Imagine receiving an anonymous suicide note addressed to you by mistake. Would you try to find that person, to help them in some way? This is the opening dilemma in Bernard Minier’s Don’t Turn Out the Lights (Mulholland Books, £14.99), and Christine Steinmeyer’s failure to locate the letter’s sender turns her life in Toulouse upside down. Her dog disappears, she’s accused of harassment at work and her fiancé walks out on her. She believes that someone — some unknown person — is to blame for her misfortunes; but are the threats real, or is Christine losing her mind?

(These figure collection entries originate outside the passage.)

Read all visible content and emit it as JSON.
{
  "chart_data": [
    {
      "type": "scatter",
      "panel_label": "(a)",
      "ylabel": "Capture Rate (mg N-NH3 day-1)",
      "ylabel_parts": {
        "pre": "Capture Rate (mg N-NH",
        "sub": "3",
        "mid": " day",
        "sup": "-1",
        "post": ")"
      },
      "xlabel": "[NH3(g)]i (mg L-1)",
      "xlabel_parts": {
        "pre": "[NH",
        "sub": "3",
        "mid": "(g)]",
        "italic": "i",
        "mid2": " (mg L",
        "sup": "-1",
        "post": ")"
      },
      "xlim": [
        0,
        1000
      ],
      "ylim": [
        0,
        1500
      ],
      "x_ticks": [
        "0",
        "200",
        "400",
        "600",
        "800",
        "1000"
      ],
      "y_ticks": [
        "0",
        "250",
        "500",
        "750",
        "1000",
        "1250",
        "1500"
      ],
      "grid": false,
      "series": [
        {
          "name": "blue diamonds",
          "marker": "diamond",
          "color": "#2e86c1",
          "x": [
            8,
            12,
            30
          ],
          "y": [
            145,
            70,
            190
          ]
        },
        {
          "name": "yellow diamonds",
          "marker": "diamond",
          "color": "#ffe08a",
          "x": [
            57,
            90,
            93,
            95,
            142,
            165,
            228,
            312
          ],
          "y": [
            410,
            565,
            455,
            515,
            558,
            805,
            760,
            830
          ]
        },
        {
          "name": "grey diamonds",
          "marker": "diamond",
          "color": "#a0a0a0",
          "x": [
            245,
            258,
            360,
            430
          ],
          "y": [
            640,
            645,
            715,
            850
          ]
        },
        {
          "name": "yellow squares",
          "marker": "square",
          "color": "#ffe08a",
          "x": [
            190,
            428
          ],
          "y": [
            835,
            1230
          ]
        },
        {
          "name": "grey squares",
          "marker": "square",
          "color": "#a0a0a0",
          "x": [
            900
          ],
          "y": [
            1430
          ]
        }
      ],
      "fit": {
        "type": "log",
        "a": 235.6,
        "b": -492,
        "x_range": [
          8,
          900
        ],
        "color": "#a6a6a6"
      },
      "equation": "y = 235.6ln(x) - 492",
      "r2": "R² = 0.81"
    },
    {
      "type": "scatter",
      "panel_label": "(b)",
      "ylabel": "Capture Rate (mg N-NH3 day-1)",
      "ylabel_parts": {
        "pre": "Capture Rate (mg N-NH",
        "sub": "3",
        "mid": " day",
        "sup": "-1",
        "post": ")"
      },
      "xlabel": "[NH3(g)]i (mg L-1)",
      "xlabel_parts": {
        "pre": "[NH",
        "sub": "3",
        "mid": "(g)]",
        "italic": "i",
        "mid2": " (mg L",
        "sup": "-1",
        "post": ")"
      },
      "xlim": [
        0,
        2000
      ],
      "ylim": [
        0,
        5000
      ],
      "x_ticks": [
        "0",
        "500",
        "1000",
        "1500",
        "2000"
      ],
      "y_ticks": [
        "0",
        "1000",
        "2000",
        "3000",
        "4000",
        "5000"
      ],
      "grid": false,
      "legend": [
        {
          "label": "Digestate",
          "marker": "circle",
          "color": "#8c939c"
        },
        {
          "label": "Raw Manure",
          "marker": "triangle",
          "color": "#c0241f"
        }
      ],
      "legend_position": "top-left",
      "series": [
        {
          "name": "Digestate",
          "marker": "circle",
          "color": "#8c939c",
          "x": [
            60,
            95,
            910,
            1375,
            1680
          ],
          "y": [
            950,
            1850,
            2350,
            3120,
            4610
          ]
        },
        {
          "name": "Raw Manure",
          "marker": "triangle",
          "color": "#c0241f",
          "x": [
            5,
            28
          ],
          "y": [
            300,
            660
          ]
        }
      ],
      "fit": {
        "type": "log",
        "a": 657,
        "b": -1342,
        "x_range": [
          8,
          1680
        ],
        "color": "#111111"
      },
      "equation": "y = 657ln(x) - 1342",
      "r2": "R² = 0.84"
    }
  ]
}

This is a super-accelerated version of a Hitchcock thriller, with thrills and shocks on nearly every page. As the pages zip by, it’s easy to picture Minier writing at speed to keep pace with Christine’s attempts to find out the truth. Set against this we have Detective Martin Servaz, currently suffering from depression. One day he receives a key to a hotel room in which a young woman killed herself. His investigations bring him closer to Christine, and when he arrives at her house we breathe a sigh of relief: maybe now she will be safe, free from her struggles. Well there’s little chance of that, not in Minier’s desperate, dangerous world. He reels out lurid, quick and dirty prose, dirty enough to blacken the fingers as we read.
The Exiled (Orenda, £8.99) is the latest novel from Finland’s Kati Hiekkapelto. Detective Anna Fekete has returned to her hometown in Serbia for a holiday. When her purse is stolen and the thief is later found dead on a river bank Fekete finds herself up against the local police, who don’t seem all that interested, probably because the victim is a gypsy.